Semiotics is the study of relationships between signs and what they represent or “signify”.
The word “Semiotics” comes from the Greek word semeiotikos, which means an interpreter of signs. Signing is vital to human existence because it underlies all forms of communication.
Text
In the study of semiotics, something defined as a ‘text’ (such as a printed advertisement, an animated cartoon or a radio news bulletin) is in itself a complex sign containing other signs.
Semiotics plays a very important part in visual communications, semiotic analysis entails identifying the signs within the text and the codes within which these signs have meaning.
Signs
What do we mean by signs?
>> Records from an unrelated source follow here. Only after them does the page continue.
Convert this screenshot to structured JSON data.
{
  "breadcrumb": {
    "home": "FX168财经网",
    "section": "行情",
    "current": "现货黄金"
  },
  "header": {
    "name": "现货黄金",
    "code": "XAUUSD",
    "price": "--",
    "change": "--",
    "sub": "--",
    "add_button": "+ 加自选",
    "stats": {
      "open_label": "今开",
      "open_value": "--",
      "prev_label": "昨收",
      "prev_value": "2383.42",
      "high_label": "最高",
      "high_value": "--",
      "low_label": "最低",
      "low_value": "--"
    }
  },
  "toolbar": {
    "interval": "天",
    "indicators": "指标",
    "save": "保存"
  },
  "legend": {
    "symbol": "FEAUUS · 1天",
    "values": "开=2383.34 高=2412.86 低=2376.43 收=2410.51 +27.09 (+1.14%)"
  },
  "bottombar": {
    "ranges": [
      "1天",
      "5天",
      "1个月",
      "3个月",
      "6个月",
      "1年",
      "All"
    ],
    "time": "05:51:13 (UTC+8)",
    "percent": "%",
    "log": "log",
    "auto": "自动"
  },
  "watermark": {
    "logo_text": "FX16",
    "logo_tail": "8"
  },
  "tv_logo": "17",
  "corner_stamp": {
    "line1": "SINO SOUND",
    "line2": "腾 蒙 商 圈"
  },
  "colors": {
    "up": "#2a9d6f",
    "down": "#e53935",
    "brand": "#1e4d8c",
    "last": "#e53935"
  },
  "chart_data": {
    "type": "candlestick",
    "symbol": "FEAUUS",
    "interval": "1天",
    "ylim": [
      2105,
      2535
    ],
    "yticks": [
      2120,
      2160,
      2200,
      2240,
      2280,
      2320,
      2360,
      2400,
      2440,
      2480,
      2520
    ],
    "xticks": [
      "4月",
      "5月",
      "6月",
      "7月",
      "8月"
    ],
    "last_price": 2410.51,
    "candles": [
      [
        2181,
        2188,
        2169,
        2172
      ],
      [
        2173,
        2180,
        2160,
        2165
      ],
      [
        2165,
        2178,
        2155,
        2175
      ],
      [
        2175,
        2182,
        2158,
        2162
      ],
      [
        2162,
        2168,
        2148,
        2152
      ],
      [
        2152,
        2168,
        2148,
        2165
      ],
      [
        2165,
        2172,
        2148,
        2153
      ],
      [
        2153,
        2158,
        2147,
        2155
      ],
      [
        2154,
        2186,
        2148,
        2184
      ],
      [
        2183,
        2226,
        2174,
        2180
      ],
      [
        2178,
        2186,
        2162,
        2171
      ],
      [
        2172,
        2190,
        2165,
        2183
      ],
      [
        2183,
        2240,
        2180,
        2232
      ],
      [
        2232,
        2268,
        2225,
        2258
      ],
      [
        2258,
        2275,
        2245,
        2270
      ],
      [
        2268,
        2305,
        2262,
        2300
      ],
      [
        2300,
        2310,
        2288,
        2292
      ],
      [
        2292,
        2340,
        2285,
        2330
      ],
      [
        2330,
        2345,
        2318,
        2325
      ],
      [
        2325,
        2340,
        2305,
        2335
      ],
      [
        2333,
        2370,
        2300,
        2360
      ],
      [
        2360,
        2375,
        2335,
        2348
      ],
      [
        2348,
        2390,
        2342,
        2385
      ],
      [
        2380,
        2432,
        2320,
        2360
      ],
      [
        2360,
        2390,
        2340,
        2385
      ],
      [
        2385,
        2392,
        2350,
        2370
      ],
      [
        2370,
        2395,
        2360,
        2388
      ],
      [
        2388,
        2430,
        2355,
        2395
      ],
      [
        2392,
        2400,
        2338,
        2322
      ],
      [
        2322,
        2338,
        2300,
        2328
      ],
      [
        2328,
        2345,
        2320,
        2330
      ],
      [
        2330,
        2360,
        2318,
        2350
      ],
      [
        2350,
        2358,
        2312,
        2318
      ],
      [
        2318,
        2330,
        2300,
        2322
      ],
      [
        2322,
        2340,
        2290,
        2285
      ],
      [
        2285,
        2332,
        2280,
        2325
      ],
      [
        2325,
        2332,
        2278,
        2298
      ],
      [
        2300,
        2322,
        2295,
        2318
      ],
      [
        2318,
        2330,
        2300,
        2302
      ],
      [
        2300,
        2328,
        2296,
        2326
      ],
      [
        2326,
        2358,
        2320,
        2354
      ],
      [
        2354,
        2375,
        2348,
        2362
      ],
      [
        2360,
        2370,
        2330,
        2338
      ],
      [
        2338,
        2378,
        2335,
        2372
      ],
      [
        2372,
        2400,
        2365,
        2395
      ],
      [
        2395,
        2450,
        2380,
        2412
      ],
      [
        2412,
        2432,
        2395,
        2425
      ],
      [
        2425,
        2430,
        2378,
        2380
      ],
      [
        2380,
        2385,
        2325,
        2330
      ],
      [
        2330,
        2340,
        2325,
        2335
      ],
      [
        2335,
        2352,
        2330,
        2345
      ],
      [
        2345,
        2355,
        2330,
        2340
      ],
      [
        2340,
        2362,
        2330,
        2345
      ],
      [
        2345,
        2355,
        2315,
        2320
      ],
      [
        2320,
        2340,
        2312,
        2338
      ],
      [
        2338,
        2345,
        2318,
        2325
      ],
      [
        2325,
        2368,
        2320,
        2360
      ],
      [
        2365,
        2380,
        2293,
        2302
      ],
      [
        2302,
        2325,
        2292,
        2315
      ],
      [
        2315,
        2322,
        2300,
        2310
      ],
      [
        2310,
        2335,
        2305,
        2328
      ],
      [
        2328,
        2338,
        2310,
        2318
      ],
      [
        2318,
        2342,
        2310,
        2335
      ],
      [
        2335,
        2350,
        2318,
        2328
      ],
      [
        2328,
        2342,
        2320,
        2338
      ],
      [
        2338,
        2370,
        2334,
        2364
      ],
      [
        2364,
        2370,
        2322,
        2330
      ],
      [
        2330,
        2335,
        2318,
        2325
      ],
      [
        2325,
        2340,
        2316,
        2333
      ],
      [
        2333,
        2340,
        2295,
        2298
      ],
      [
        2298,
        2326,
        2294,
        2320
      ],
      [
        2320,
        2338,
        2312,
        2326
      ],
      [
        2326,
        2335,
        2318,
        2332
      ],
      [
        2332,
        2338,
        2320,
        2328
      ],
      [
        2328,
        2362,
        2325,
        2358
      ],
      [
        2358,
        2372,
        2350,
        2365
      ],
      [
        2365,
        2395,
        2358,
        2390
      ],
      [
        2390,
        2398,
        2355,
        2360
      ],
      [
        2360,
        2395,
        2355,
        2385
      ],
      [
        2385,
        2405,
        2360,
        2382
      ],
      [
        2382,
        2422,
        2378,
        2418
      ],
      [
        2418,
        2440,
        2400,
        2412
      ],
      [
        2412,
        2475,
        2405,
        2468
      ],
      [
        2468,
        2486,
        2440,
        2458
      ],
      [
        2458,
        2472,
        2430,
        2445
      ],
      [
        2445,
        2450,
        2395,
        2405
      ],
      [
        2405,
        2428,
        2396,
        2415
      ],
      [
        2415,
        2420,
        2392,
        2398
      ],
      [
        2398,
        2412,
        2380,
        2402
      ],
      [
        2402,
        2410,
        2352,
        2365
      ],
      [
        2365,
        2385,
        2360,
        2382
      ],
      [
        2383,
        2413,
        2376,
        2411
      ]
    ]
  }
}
Well, we, as a species are driven by a desire to make meanings: above all, we are surely Homo significans - meaning-makers. Distinctively, we make meanings through our creation and through the interpretation of ‘signs’
Indeed, according to the philosopher Charles Sanders Peirce, “We think only in signs”.
Signs are important because they can mean something other than themselves. They are however dependent for their meaning on the contexts in which they are read and understood.
Signs take the form of:
• Words
• Images
• Sounds
• Odours
• Flavours
• Acts
• Objects
But such things have no intrinsic meaning and become signs only when we invest them with meaning.
The Notion of Subtext
To signify what we want to signify without being too explicit in the signified, we use a subtext. The famous semiotician Umberto Eco says people recognise subtext and operate within the subtext.
Consider the example of an environment:
Signifier – a building
Subtext – a religious building eg: a Hindu temple
When we communicate the subtext, it then tells us how to behave appropriately in response.